Once Upon a Time in Northern Ireland

Personal stories of conflict and peace. 25 years on from the end of the Troubles, those who lived through it share intimate, unheard testimonies - and reflect on its legacy.

BBC iPlayer

I appreciate that the BBC left the swearing in. If you can't swear about the Troubles, what the fuck can you swear about?

Besides, telling someone from here not to swear when they talk is like telling them not to blink. You'll only make them uncomfortable and they'll end up doing it anyway.

It's always a bit jarring to me when I see folk complain about bad language online, using phrases like "nobody has to use those words" and "it's always vulgar" and "it sounds uneducated".

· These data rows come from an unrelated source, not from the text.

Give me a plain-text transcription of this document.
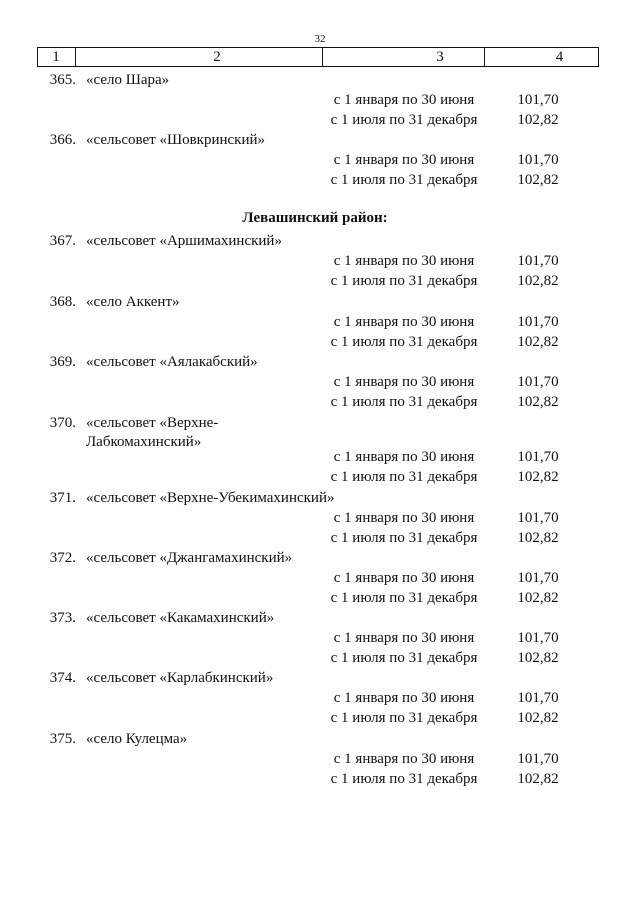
32
1	2	3	4
Левашинский район:
365. «село Шара»
с 1 января по 30 июня	101,70
с 1 июля по 31 декабря	102,82
366. «сельсовет «Шовкринский»
с 1 января по 30 июня	101,70
с 1 июля по 31 декабря	102,82
367. «сельсовет «Аршимахинский»
с 1 января по 30 июня	101,70
с 1 июля по 31 декабря	102,82
368. «село Аккент»
с 1 января по 30 июня	101,70
с 1 июля по 31 декабря	102,82
369. «сельсовет «Аялакабский»
с 1 января по 30 июня	101,70
с 1 июля по 31 декабря	102,82
370. «сельсовет «Верхне-
Лабкомахинский»
с 1 января по 30 июня	101,70
с 1 июля по 31 декабря	102,82
371. «сельсовет «Верхне-Убекимахинский»
с 1 января по 30 июня	101,70
с 1 июля по 31 декабря	102,82
372. «сельсовет «Джангамахинский»
с 1 января по 30 июня	101,70
с 1 июля по 31 декабря	102,82
373. «сельсовет «Какамахинский»
с 1 января по 30 июня	101,70
с 1 июля по 31 декабря	102,82
374. «сельсовет «Карлабкинский»
с 1 января по 30 июня	101,70
с 1 июля по 31 декабря	102,82
375. «село Кулецма»
с 1 января по 30 июня	101,70
с 1 июля по 31 декабря	102,82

Please understand: that is cultural bias.

it's also classist as fuck, imo, but I am told I need to stop turning everything into a class issue

(everything IS a class issue, you can fight me AND the chip on my shoulder)

Every British person does a subconscious class calculation when they meet someone, whether they admit to it or not. You want to know if someone is "like you" so you know how to speak to them and how to relate to them. But I mess up the calculations. I've got too many middle-class indicators now from being highly educated. (That's classism for you!) So swearing is, for me, often a way to reassure someone working-class that we're on the same level and can relate to each other as such.

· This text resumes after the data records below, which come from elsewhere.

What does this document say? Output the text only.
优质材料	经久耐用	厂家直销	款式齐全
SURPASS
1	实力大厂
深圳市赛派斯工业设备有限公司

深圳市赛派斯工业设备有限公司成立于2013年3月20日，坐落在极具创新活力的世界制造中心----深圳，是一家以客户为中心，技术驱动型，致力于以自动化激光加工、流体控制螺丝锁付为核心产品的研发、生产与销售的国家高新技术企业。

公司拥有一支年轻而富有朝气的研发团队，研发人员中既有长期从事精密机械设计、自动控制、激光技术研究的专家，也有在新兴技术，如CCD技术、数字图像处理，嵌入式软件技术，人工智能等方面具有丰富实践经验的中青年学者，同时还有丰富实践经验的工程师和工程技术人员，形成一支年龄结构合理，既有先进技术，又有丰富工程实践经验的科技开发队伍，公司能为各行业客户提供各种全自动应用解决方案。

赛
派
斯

It's annoying, though. I don't get angry at people much, but a close colleague once tried to joke that the Pulp song Common People was about me, having gotten the impression that my working-class indicators were the pretension, and not the middle-class ones. The idea that I might read as one of those fucking idiots who pretends to be working-class because they think it's "cool" drives me round the bend.

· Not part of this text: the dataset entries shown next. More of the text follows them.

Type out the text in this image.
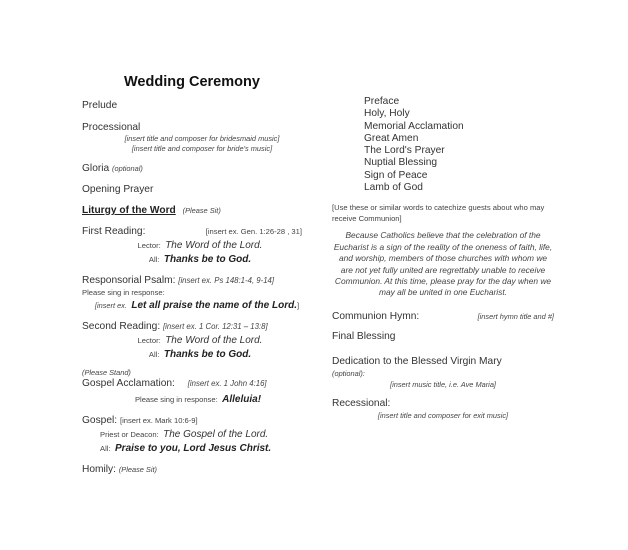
Wedding Ceremony
Prelude
Processional
[insert title and composer for bridesmaid music]
[insert title and composer for bride's music]
Gloria (optional)
Opening Prayer
Liturgy of the Word (Please Sit)
First Reading:	[insert ex. Gen. 1:26-28 , 31]
Lector: The Word of the Lord.
All: Thanks be to God.
Responsorial Psalm: [insert ex. Ps 148:1-4, 9-14]
Please sing in response:
[insert ex. Let all praise the name of the Lord.]
Second Reading: [insert ex. 1 Cor. 12:31 – 13:8]
Lector: The Word of the Lord.
All: Thanks be to God.
(Please Stand)
Gospel Acclamation: [insert ex. 1 John 4:16]
Please sing in response: Alleluia!
Gospel: [insert ex. Mark 10:6-9]
Priest or Deacon: The Gospel of the Lord.
All: Praise to you, Lord Jesus Christ.
Homily: (Please Sit)
Preface
Holy, Holy
Memorial Acclamation
Great Amen
The Lord's Prayer
Nuptial Blessing
Sign of Peace
Lamb of God
[Use these or similar words to catechize guests about who may receive Communion]
Because Catholics believe that the celebration of the Eucharist is a sign of the reality of the oneness of faith, life, and worship, members of those churches with whom we are not yet fully united are regrettably unable to receive Communion. At this time, please pray for the day when we may all be united in one Eucharist.
Communion Hymn:	[insert hymn title and #]
Final Blessing
Dedication to the Blessed Virgin Mary
(optional):
[insert music title, i.e. Ave Maria]
Recessional:
[insert title and composer for exit music]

I also feel I need to explain, for Americans and other strange creatures, that class in Britain has absolutely nothing to do with how much money you have. You're born into a class and you're not getting out of it. It's your upbringing and your background and your language and your culture.

Your kids might be of a different class to you. Your grandkids certainly can be. But you're stuck with where you're born, and British society tends not to like it if you pretend otherwise.

Do not take this explanation for approval.

Here is a screenshot which provides an interesting addendum to my posts on British social class.

No, this isn’t parody. It’s the Telegraph.

And yes, that is her real name.

@astronomerritt Rich British people are wild.
Like, you'd think that comedy TV exaggerates, but nope. Rich British people just be like that

@Artemis201 Posh British people do not live normal lives, and yet, they seem to think that they do. They genuinely don't seem to understand the extent to which the British upper-class is a society entirely divorced from standard reality.

Like, I'm working-class and I can get on fine with middle-class people, they're still relatable, they have lives I can recognise as normal. Meanwhile Money-Coutts is over here thinking what hand you eat a pear with is a burning question that must be cleared up.

@astronomerritt @Artemis201 I think she’s partly performing Posh for pay.

@avirr @Artemis201 Nice alliteration.

And yeah, for sure. She’s essentially rage-bait. But she always sounds so absolutely unhinged that I can’t help making fun of her.